Quoting Glennon Doyle: “Things can feel hard and sad and still be exactly right, all at the same time.” She’s referring to her divorce but the sentiment applies to all kinds of tough choices that we all make. Very few choices feel 100% right.


17



Sometimes I think the best way to take care of them is to teach them to take care of others: Littler kids, sick or disabled, those who’ve been left out.


5-7



It’s so tempting to write someone off, to dismiss them as “less than.” They’re too young or too old to be taken seriously. They speak a different language or have a different skin color. They may be poor, uneducated, disabled or just simply unattractive. RESIST that temptation. Remember that every human being is God’s creation, a masterpiece cloaked in dignity. No matter what they look like or even what they’ve done, everyone you meet is deserving (and in need) of respect. To be humble is to remember this. (Start lesson young, phrased age-appropriately, and reticket yearly.

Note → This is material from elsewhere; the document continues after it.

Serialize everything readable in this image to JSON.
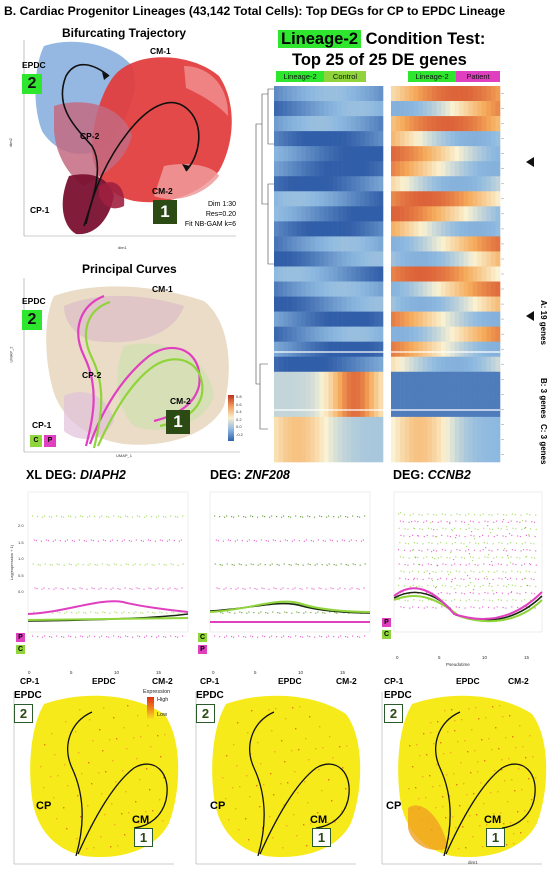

Look for opportunities to discuss.)


8, 10, 11, 12, 16, 21



Rudeness is a weak person’s imitation of strength.


13, 21



Make a gift of Marcus Aurelius' Meditations.


15



Pay attention to what people do and what they say. Try to look past their appearance. This is especially true for women, who are almost always judged primarily on the way they look.


12, 15, 19



When someone introduces themselves as transgender, it’s no big deal. Simply say “nice to meet you” or “cool.” Then politely ask “What are your pronouns?” And then you know how they prefer to be addressed.


13



ABC's of video game addiction: Autonomy, Belonging, Control. Try to find ways to developing these things in areas outside of gaming. Games are great, but not at the expense of everything else.


1Infant-13



If you don’t know where to begin, picture where you want it to end, and work it backwards.


15, 21



Play to win but play fair. Be a gracious winner. Someone has to lose. Sometimes it will be you. Don’t whine.


10



Practice real-life mental math: Calculate time / age: If someone was born in 1994 how old are they today? Make change in your head: Cost is 14.27, how much change do you have if you give the cashier 20 bucks? Calculate percentages: tips, tax brackets, sales!!


12, 14, 20



“Beer muscles” is when guys gain a sense of indestructibility, an exaggerated sense of their own strength. Fights and aggressive behavior ensues.


15



Jam is an incredible resource of fun learning activities and projects in a safe online environment. Ages 6-16.


6



Never post a pic to social media that you wouldn't want Grandma to see. NEVER send or ask to receive naked pictures. It's tacky, gross, illegal and not worth it. Even if "everyone does it". It's rude and disrespectful.


11-13, 18



Just let a sweet moment be. There’s a time for jokes or small talk, but sometimes silence is best.


15,21



Rainstorms are gangrenous- avoid driving in them or being out on foot. I’ve personally known people who have died from lightening strikes (running) and falling tree limbs (in their car. The mom in drivers’ seat and child in front seat both died.)


16



Read “Attack of the Black Rectangles” by Amy Sarid King.


12



NEVER sit while someone near you is working.


14-21



Teach them about the law and how it applies to them: Here's what happens if you hurt someone, steal, drive drunk, use or sell drugs, sexting, etc.


12



That little space between stimulus and response...that’s all the control we get. That space is ours to do with. That space is fertile ground for addiction, for faith, for peace or pain. When the sh*t hits the fan, resist the urge to run away from the pain. Trying to dull it will only make it grow deeper roots.


19



“Abhor what is evil. Hold fast to what is good.”


10, 12, 14, 16, 18, 21



Honesty without kindness is brutality. Kindness without honesty is manipulation. (That said, when anyone asks if that outfit makes them look fat, the answer is “you look perfect.”)


20



Don’t go to sleep on a full stomach.


10, 15, 17, 19



Enroll in cooking lessons. We'll need to find you someone who knows how to cook. (Don't tell mom I said that.)


14



Time management skills. Look for current resources. Teach about making lists when you're feeling overwhelmed. Start with listing 5 to-do's. Tackle the top 3 of those. Then reassess. New priorities? If no, keep going down the list. If yes, add them to the list in whatever order of importance.


12



Once a relationship goes from loving someone as they are to trying to change them into something you want them to be, it’s doomed. We can challenge, inspire and educate those we love, but in the end we have to accept them as they are and embrace them warts and all. (They’re doing the same for us.)


18



It’s hard to accept that the world can be so cruel and unfair, but sometimes accepting it and focusing on what part of it you CAN change is - I’ve learned - the key.


15



People will speak or act in all kinds of unpleasant ways. Stay calm and kind.


14-21



Piano


21



Life doesn’t have to turn out like you imagined it would in order to be AMAZING.